A nos lecteurs : Pour une politique prolétarienne au Moyen-Orient01/04/19871987Lutte de Classe/medias/mensuelnumero/images/1987/04/8_0.jpg.484x700_q85_box-27%2C0%2C2451%2C3504_crop_detail.jpg

A nos lecteurs : Pour une politique prolétarienne au Moyen-Orient

Notre tendance se distingue par un certain nombre de ses positions politiques des autres organisations qui se réclament du communisme révolutionnaire, y compris des autres organisations trotskystes.

Nous voudrions prendre, dans ce numéro de Lutte de Classe, l'exemple de nos positions politiques concernant la situation au Moyen-Orient.

Cette région offre l'exemple d'un inextricable enchevêtrement de conflits, résultat de la présence impérialiste et de l'exacerbation des tensions de toute nature dont elle est responsable.
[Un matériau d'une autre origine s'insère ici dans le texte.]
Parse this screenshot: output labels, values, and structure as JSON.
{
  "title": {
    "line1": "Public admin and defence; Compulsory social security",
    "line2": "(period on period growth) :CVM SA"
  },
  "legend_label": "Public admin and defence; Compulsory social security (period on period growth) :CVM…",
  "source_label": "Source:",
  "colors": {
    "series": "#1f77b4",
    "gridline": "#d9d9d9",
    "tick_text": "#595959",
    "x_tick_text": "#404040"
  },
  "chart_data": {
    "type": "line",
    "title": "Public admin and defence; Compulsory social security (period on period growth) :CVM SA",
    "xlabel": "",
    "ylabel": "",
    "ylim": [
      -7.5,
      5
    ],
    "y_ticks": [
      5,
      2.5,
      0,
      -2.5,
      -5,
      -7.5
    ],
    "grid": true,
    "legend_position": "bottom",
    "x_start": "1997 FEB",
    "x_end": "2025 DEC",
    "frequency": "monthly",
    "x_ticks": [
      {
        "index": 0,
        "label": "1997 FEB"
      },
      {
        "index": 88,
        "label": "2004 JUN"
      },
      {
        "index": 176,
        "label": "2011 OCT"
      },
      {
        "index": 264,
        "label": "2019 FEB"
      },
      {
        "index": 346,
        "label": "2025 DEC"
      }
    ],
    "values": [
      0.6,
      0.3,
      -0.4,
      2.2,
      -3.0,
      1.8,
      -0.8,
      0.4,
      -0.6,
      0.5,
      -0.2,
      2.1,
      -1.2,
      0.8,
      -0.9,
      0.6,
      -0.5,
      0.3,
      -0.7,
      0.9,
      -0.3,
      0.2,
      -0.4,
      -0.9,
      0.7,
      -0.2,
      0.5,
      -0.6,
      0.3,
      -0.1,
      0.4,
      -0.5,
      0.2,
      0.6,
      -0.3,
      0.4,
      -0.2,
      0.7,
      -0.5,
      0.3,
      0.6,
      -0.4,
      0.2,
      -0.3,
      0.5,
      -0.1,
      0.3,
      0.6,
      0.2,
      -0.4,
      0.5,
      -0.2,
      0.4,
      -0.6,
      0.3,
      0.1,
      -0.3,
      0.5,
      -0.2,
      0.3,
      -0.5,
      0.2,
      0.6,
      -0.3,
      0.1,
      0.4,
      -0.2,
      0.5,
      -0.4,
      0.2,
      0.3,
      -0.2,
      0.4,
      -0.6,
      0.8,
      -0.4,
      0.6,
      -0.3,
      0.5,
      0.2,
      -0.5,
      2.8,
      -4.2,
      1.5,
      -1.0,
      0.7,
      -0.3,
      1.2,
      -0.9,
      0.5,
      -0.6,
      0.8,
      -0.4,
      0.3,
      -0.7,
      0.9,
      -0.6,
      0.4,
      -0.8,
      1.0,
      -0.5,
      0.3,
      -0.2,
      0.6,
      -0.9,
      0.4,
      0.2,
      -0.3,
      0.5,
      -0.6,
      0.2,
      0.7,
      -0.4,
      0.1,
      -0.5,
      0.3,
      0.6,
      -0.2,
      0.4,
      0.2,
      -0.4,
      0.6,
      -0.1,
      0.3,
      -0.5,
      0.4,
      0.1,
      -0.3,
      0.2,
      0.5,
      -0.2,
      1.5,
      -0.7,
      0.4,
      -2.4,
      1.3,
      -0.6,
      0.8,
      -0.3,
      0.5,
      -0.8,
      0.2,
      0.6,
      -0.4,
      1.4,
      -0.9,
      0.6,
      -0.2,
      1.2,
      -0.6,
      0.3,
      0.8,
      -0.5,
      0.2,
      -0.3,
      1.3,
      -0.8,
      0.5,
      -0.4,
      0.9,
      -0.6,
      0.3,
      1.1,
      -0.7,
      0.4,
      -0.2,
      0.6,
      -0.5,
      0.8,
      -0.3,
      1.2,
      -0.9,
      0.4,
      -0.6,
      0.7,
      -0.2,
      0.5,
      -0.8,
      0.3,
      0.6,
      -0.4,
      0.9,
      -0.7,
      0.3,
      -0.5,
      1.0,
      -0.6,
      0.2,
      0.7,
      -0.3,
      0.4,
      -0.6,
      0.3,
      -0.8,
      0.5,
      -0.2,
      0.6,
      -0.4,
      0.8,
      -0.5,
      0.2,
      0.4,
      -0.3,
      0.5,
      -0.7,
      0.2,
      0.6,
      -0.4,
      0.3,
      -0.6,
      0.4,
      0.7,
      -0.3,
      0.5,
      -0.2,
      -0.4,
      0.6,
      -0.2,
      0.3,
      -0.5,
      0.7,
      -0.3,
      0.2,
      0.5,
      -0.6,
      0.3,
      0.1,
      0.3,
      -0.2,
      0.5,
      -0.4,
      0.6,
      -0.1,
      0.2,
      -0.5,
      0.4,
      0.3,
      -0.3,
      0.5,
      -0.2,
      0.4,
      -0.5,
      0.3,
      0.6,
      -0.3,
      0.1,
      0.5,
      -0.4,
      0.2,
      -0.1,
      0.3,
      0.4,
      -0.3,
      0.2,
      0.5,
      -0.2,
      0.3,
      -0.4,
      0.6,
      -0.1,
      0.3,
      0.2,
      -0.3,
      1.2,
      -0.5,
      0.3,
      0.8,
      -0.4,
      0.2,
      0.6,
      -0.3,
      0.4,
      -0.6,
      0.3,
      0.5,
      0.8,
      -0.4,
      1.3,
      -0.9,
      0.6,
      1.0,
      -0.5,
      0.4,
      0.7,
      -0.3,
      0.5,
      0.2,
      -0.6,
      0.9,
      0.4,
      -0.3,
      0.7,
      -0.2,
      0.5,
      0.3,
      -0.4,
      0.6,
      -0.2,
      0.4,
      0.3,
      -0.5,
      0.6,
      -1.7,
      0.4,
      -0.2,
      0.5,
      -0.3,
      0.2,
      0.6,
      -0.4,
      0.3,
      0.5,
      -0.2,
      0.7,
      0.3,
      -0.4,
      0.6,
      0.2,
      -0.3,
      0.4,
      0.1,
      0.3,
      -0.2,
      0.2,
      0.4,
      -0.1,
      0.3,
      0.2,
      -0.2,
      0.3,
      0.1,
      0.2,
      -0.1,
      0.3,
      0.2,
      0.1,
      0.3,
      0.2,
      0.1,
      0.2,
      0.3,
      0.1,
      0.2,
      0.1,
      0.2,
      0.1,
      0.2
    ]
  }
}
Une telle crise ne peut prendre fin qu'avec celle de cette présence impérialiste elle-même, par la réalisation d'une fédération socialiste des peuples du Moyen-Orient.

Affirmer cela, c'est affirmer que tous les peuples qui vivent dans la région ont le droit de continuer à le faire, en ayant leur propre langue, leur propre culture, leur propre existence nationale s'ils le désirent, mais c'est dire aussi que cette coexistence ne peut être réalisée qu'en mettant fin à toute oppression de classe et donc, en fait, à l'existence de l'impérialisme lui-même, non seulement au Moyen-Orient mais sur le plan mondial.

C'est dire aussi qu'aucune organisation, aucune politique nationalistes, ne peuvent offrir une solution tant soit peu viable aux déchirements du Moyen-Orient, car ces déchirements sont, précisément, le résultat de l'affrontement des nationalismes opposés ou concurrents, affrontement que les puissances impérialistes utilisent pour imposer leur système d'influence et de domination. C'est en soutenant tour à tour tel ou tel nationalisme, tel ou tel État contre tel autre que l'impérialisme a trouvé et trouve le moyen de maintenir une intervention permanente dans la région. C'est par le biais des organisations nationalistes ou confessionnelles que les couches dominantes locales maintiennent leur emprise politique sur les couches exploitées L'influence des organisations et des idéologies nationalistes ou confessionnelles est, dans ces conditions, un des premiers obstacles qu'ont à combattre les révolutionnaires prolétariens.

Cela est vrai d'abord du nationalisme sioniste, qui s'est révélé un moyen très efficace pour souder la population israélienne à la politique agressive de ses dirigeants. En exploitant le désir des rescapés des camps de la mort, au lendemain de la Seconde Guerre mondiale, de disposer d'un havre pour vivre en paix, en les entraînant dans des guerres successives contre les peuples arabes voisins, le sionisme a développé, au sein de la population israélienne, une mentalité de peuple assiégé, prêt à se battre contre tous ses voisins car il croit défendre ainsi son droit à l'existence. Ce fait, joint à la politique pro-impérialiste des dirigeants de l'État d'Israël, a fait de l'armée sioniste le principal et le plus efficace instrument de défense des intérêts impérialistes dans la région.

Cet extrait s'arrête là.